Mapping and VCF calling pipeline for butterfly genomes from paired-end reads
- Read mapping with minimap2
- BAM file generation with samtools
- Duplicate marking with sambamba
- Splitting VCF into regions
- Variant calling per region with freebayes
- Merging chromosome VCFs with bcftools
Full list of dependencies are provided in environment.yaml
.
If you need to install dependencies manually (e.g. via homebrew for testing on Mac), please use:
Software/package | Version |
---|---|
Python | 3.12.0 |
ruffus | 2.8.4 |
joblib | 1.3.2 |
minimap2 | 2.26 |
samtools | 1.18 |
sambamba | 1.0 |
freebayes | 1.3.7 |
bcftools | 1.18 |
Additionally, pytest is required to run the unit tests, which is an optional installation step.
Buttermap requires the following input files, which must follow the naming rules below:
File | File name |
---|---|
Reference FASTA | [REFERENCE_SPECIES].reference.fasta |
Reads | [SAMPLE_ID].[N].fastq.gz |
git clone https://github.com/simonharnqvist/buttermap.git
(mamba
is recommended, but conda
may work)
cd buttermap # important; see below
mamba env create --file environment.yaml
mamba activate buttermap
Important: You must run this command from within the repo directory as it relies on a relative path to the buttermap
wheel.
This should install buttermap
itself, but if that doesn't work (or if you installed dependencies manually), try
pip install .
in the top level directory.
Note that if you wish to edit the pipeline, you will need to make an editable install with pip install -e .
.
You should now be able to run buttermap
from the command line. Before doing so, I would recommend creating a new directory, containing a subdirectory with copies of the input files. Some tasks in buttermap
will change files in-place, and although the original input files should be untouched, there are no guarantees.

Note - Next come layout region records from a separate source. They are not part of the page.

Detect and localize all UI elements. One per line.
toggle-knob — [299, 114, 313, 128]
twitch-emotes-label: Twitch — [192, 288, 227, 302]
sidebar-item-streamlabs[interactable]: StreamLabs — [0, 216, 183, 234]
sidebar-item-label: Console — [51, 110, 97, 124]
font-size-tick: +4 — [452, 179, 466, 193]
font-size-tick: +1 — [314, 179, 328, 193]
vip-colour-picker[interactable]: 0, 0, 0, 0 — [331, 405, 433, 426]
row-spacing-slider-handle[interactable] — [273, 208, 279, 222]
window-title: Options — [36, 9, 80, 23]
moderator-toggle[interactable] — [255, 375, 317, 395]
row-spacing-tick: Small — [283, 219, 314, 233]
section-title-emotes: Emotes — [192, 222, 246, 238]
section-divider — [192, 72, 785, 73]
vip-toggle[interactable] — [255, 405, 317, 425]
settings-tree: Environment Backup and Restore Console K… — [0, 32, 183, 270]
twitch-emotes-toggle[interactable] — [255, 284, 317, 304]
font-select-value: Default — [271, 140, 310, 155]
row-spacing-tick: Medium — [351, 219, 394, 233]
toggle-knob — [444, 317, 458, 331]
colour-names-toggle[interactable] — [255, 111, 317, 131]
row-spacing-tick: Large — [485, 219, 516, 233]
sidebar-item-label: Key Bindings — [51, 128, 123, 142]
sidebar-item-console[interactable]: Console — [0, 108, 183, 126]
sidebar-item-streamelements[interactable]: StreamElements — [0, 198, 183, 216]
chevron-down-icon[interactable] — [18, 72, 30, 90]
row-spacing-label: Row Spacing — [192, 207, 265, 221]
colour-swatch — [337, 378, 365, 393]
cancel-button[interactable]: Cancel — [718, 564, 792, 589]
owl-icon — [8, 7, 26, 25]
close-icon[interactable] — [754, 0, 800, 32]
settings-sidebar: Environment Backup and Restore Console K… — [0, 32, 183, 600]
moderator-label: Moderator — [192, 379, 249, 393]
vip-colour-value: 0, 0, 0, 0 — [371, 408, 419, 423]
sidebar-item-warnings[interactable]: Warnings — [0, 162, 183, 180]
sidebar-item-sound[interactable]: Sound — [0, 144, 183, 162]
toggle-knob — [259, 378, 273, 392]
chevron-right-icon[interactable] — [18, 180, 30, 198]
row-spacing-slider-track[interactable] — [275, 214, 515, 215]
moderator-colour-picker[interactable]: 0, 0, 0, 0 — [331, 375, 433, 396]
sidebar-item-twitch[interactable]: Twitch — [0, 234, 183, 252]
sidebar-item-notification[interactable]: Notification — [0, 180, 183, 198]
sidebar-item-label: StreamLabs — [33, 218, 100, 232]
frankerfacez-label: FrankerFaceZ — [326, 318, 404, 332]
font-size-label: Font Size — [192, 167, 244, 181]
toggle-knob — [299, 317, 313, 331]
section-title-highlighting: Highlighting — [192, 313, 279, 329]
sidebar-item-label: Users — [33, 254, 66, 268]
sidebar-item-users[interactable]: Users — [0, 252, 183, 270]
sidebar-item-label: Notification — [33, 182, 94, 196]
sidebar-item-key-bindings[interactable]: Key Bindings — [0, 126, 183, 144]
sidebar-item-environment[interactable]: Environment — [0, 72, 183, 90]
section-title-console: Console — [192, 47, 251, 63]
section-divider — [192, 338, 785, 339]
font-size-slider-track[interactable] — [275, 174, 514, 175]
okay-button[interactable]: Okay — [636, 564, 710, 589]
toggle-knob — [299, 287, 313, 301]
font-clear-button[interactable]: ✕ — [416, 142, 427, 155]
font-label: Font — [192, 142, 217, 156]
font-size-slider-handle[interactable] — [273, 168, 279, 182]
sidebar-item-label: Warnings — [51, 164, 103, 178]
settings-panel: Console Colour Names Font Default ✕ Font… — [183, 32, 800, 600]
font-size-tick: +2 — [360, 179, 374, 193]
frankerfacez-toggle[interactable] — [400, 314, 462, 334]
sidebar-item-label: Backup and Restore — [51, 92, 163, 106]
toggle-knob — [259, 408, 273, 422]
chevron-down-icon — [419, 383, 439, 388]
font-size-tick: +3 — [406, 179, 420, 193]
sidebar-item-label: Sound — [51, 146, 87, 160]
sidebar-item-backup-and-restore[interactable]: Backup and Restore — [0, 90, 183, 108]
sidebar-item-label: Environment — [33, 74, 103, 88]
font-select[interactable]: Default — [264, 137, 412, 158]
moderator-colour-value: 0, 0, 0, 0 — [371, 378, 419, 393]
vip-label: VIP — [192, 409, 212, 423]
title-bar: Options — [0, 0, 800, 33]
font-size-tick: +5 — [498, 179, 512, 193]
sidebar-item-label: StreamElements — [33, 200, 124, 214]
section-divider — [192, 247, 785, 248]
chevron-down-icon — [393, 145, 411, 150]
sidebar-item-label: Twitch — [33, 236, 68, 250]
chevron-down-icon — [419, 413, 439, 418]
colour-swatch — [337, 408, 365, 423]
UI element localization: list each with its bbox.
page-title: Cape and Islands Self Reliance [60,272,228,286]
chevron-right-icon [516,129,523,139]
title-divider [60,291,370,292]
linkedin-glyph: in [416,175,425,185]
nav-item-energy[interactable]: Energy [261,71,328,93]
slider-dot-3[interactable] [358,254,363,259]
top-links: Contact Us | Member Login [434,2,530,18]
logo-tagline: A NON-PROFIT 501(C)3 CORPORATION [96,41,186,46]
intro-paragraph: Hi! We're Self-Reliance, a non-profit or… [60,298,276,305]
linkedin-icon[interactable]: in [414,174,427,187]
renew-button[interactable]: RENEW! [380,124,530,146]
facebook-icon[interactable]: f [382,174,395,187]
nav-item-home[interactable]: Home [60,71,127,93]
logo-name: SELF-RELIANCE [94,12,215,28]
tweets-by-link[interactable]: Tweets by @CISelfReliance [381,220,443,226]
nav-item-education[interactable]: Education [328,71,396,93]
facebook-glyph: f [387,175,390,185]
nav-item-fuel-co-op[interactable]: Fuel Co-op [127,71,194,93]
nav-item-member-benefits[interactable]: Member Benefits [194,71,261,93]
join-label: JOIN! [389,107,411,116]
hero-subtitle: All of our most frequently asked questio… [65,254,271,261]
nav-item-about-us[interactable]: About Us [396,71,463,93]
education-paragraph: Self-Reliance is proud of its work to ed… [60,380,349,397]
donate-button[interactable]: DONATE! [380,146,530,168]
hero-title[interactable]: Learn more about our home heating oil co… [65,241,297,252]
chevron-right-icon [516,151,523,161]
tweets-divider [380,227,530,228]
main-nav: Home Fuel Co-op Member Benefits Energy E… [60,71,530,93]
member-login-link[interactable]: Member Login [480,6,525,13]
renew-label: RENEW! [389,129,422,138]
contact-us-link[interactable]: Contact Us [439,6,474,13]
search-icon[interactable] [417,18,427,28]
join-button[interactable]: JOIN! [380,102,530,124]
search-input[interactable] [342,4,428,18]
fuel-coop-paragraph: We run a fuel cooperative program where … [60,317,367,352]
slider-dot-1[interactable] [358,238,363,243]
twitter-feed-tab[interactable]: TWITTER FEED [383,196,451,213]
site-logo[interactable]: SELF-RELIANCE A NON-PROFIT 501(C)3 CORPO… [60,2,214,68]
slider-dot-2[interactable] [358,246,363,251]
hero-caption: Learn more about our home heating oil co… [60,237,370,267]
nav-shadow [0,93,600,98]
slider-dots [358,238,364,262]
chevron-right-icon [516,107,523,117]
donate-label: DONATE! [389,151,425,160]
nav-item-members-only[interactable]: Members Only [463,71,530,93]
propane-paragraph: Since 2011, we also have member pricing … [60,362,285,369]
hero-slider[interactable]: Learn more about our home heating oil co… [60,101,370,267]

cp my_original_input buttermap_copies
Parameters are available by running buttermap
:
(buttermap) computer:dir buttermap --help
usage: buttermap [-h] [--reference-fasta REFERENCE_FASTA] [--reads-dir READS_DIR] [--temp-dir TEMP_DIR] [--threads THREADS] [--region-size REGION_SIZE]
Mapping and calling pipeline for butterfly genomes
options:
-h, --help show this help message and exit
--reference-fasta REFERENCE_FASTA
Reference genome in FASTA format; filename must conform to [SPECIES].[...].fasta (default: None)
--reads-dir READS_DIR
Directory containing FASTQ read files, each matching '[SAMPLE].[N].fastq.gz' format (default: None)
--temp-dir TEMP_DIR Directory for temporary files; automatically deleted after successful run (default: buttermap_temp)
--threads THREADS Number of CPU threads to use (default: 1)
--region-size REGION_SIZE
Region size for parallelising variant calling (default: 100000)
buttermap
will output a series of intermediary files in the same directory as the provided FASTQ files. It is a good idea to copy the FASTQ files to a new directory before running buttermap
.
The final output is a gzipped VCF [REFERENCE_SPECIES].vcf.gz
, which is written to the current working directory unless piped elsewhere. Please ensure that this file does not already exist in your current working directory otherwise the pipeline will not run.